A la mort de Pierre de Limoges en 1137, c’est Pierre de Saint Christophe qui fut élu comme nouveau prieur. Cet homme simple et doux, passait son temps, dit-on, à prier en pleurant à chaudes larmes jusqu'à sa mort en 1139.

C’est Etienne de Liciac qui fut élu ensuite prieur le 6 juillet 1139. Il me paraît important de citer ce prieur et ceci pour plusieurs raisons. On le dit de nature austère et très zélé pour la discipline ordinaire. C’est sous son priorat et son impulsion que l’ordre naissant va se doter d’une règle organisant la vie des frères. Cette règle de 65 articles, propose une vie monastique basée sur l’évangile. Elle repose sur les enseignements du fondateur rapporté par quelques frères l’ayant côtoyé et particulièrement Hugues de la Certa, disciple très aimé de celui-ci. Cette règle fut rédigée entre 1140 et 1150 et fut approuvée et confirmée le 25 mars 1156 par le pape Adrien IV qui fit l’éloge de cette communauté suite à un rapport très favorable des évêques de Cahors et de Limoges. Un exemplaire de la règle fut envoyé dans chacune des celles. Afin que le lecteur puisse se faire une idée, j’en donne ci-dessous les grandes lignes :

- obéissance à Dieu et au pasteur qui dirige la communauté.

-  vie dans la solitude d’un lieu retiré.
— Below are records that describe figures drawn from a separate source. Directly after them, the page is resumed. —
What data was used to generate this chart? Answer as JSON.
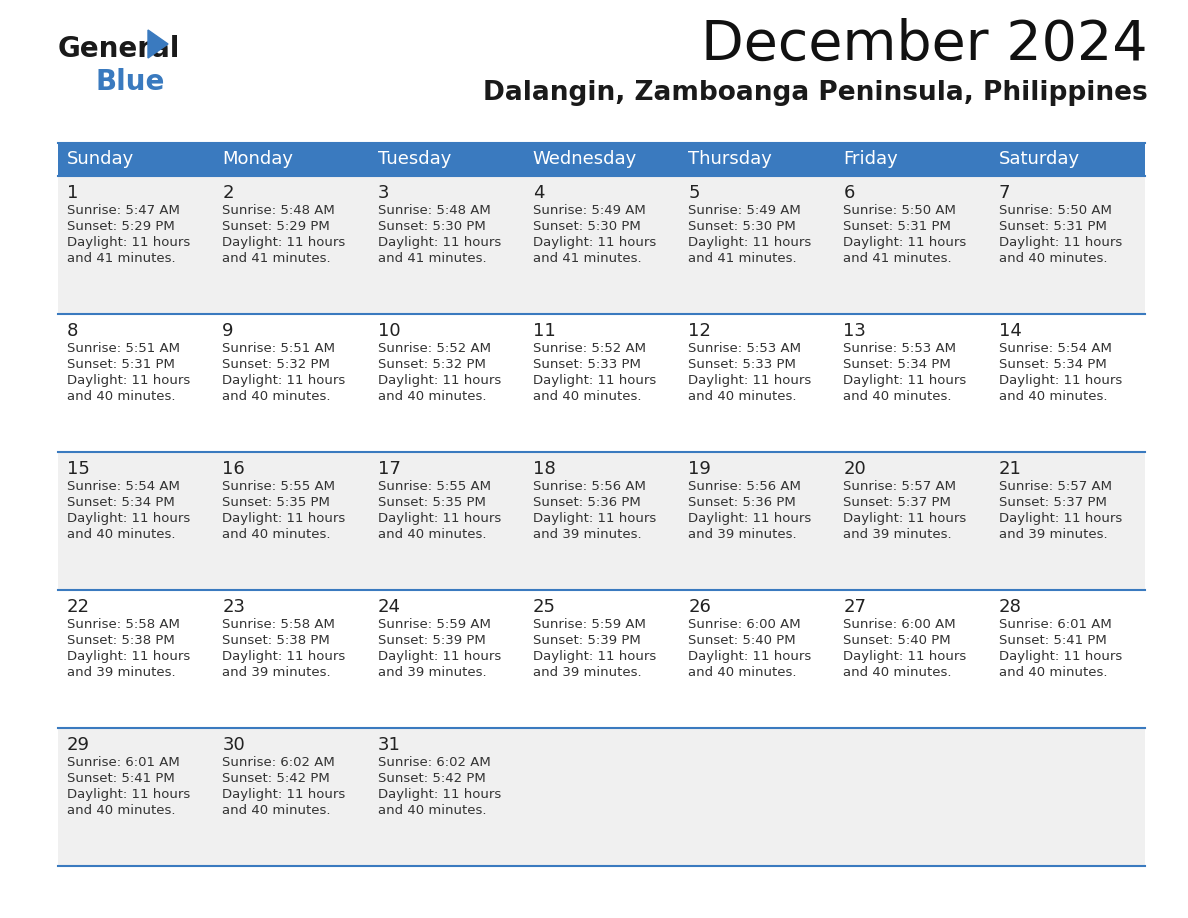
{
  "title": "December 2024",
  "subtitle": "Dalangin, Zamboanga Peninsula, Philippines",
  "header_bg": "#3a7abf",
  "header_text": "#ffffff",
  "row_bg_odd": "#f0f0f0",
  "row_bg_even": "#ffffff",
  "border_color": "#3a7abf",
  "text_color": "#333333",
  "days_of_week": [
    "Sunday",
    "Monday",
    "Tuesday",
    "Wednesday",
    "Thursday",
    "Friday",
    "Saturday"
  ],
  "weeks": [
    [
      {
        "day": 1,
        "sunrise": "5:47 AM",
        "sunset": "5:29 PM",
        "daylight": "11 hours and 41 minutes."
      },
      {
        "day": 2,
        "sunrise": "5:48 AM",
        "sunset": "5:29 PM",
        "daylight": "11 hours and 41 minutes."
      },
      {
        "day": 3,
        "sunrise": "5:48 AM",
        "sunset": "5:30 PM",
        "daylight": "11 hours and 41 minutes."
      },
      {
        "day": 4,
        "sunrise": "5:49 AM",
        "sunset": "5:30 PM",
        "daylight": "11 hours and 41 minutes."
      },
      {
        "day": 5,
        "sunrise": "5:49 AM",
        "sunset": "5:30 PM",
        "daylight": "11 hours and 41 minutes."
      },
      {
        "day": 6,
        "sunrise": "5:50 AM",
        "sunset": "5:31 PM",
        "daylight": "11 hours and 41 minutes."
      },
      {
        "day": 7,
        "sunrise": "5:50 AM",
        "sunset": "5:31 PM",
        "daylight": "11 hours and 40 minutes."
      }
    ],
    [
      {
        "day": 8,
        "sunrise": "5:51 AM",
        "sunset": "5:31 PM",
        "daylight": "11 hours and 40 minutes."
      },
      {
        "day": 9,
        "sunrise": "5:51 AM",
        "sunset": "5:32 PM",
        "daylight": "11 hours and 40 minutes."
      },
      {
        "day": 10,
        "sunrise": "5:52 AM",
        "sunset": "5:32 PM",
        "daylight": "11 hours and 40 minutes."
      },
      {
        "day": 11,
        "sunrise": "5:52 AM",
        "sunset": "5:33 PM",
        "daylight": "11 hours and 40 minutes."
      },
      {
        "day": 12,
        "sunrise": "5:53 AM",
        "sunset": "5:33 PM",
        "daylight": "11 hours and 40 minutes."
      },
      {
        "day": 13,
        "sunrise": "5:53 AM",
        "sunset": "5:34 PM",
        "daylight": "11 hours and 40 minutes."
      },
      {
        "day": 14,
        "sunrise": "5:54 AM",
        "sunset": "5:34 PM",
        "daylight": "11 hours and 40 minutes."
      }
    ],
    [
      {
        "day": 15,
        "sunrise": "5:54 AM",
        "sunset": "5:34 PM",
        "daylight": "11 hours and 40 minutes."
      },
      {
        "day": 16,
        "sunrise": "5:55 AM",
        "sunset": "5:35 PM",
        "daylight": "11 hours and 40 minutes."
      },
      {
        "day": 17,
        "sunrise": "5:55 AM",
        "sunset": "5:35 PM",
        "daylight": "11 hours and 40 minutes."
      },
      {
        "day": 18,
        "sunrise": "5:56 AM",
        "sunset": "5:36 PM",
        "daylight": "11 hours and 39 minutes."
      },
      {
        "day": 19,
        "sunrise": "5:56 AM",
        "sunset": "5:36 PM",
        "daylight": "11 hours and 39 minutes."
      },
      {
        "day": 20,
        "sunrise": "5:57 AM",
        "sunset": "5:37 PM",
        "daylight": "11 hours and 39 minutes."
      },
      {
        "day": 21,
        "sunrise": "5:57 AM",
        "sunset": "5:37 PM",
        "daylight": "11 hours and 39 minutes."
      }
    ],
    [
      {
        "day": 22,
        "sunrise": "5:58 AM",
        "sunset": "5:38 PM",
        "daylight": "11 hours and 39 minutes."
      },
      {
        "day": 23,
        "sunrise": "5:58 AM",
        "sunset": "5:38 PM",
        "daylight": "11 hours and 39 minutes."
      },
      {
        "day": 24,
        "sunrise": "5:59 AM",
        "sunset": "5:39 PM",
        "daylight": "11 hours and 39 minutes."
      },
      {
        "day": 25,
        "sunrise": "5:59 AM",
        "sunset": "5:39 PM",
        "daylight": "11 hours and 39 minutes."
      },
      {
        "day": 26,
        "sunrise": "6:00 AM",
        "sunset": "5:40 PM",
        "daylight": "11 hours and 40 minutes."
      },
      {
        "day": 27,
        "sunrise": "6:00 AM",
        "sunset": "5:40 PM",
        "daylight": "11 hours and 40 minutes."
      },
      {
        "day": 28,
        "sunrise": "6:01 AM",
        "sunset": "5:41 PM",
        "daylight": "11 hours and 40 minutes."
      }
    ],
    [
      {
        "day": 29,
        "sunrise": "6:01 AM",
        "sunset": "5:41 PM",
        "daylight": "11 hours and 40 minutes."
      },
      {
        "day": 30,
        "sunrise": "6:02 AM",
        "sunset": "5:42 PM",
        "daylight": "11 hours and 40 minutes."
      },
      {
        "day": 31,
        "sunrise": "6:02 AM",
        "sunset": "5:42 PM",
        "daylight": "11 hours and 40 minutes."
      },
      null,
      null,
      null,
      null
    ]
  ]
}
- prière dans la contemplation et le détachement des bien matériels.

- refus de possession de terre en dehors de l’enclos de chaque maison.

- refus de toute fonction paroissiale ou évangélique.

- non tenue d’archives pour ne pas être tenté de plaider en justice.

- non possession de bétail ni de revenu agricole.

- accueil des pauvres avec bienfaisances dans chacune de leurs maisons.

- refus du service temporel.

L’originalité de cette règle, est que l’administration de chaque celle est confiée à un dispensateur choisi parmi les convers.

Cette disposition unique au sein des ordres religieux, engendrera par la suite de nombreuses crises entre clercs et convers. Dans les années qui suivirent, un coutumier fut rédigé et attesté par une bulle d’Alexandre III de 1171 - 1172. Ce dernier montre une évolution dans le fonctionnement des celles par rapport à la règle primitive. Contrairement à celle-ci, c’est un clerc qui sera le correcteur de chaque maison. Il tiendra chaque jour le chapitre, fera la discipline pour tous les frères, clercs comme convers et il aura autorité sur le dispensateur.

C’est également pendant le priorat d’Etienne de Liciac que l’ordre va vivre sa plus grande expansion. Lorsqu’il est élu prieur en juillet 1139, il existe 12 celles. Certaines, comme je l’ai dit, existaient déjà du vivant de saint Etienne. A la mort d’Etienne de Liciac, en 1163 on en dénombrera plus de 74 réparties dans plusieurs diocèses, soit plus de 62 celles fondées en 24 ans. Cette expansion fulgurante est due en grande partie aux libéralités du Roi d’Angleterre Henri II Plantagenet qui épousa Aliénor d’Aquitaine en 1152 faisant ainsi de l’Aquitaine, une terre anglaise. Le couple Royal comblera les frères de Grandmont dès 1157. Elle est probablement due aussi à un afflux de novices pendant toutes ces années du fait de la réputation des frères ermites de Grandmont. De par cette réputation ascétique, de très nombreux seigneurs y compris le roi de France, voudront donner des terres aux grandmontains et ainsi faire de nouvelles fondations. C’est à cette époque que l’ordre va atteindre son apogée.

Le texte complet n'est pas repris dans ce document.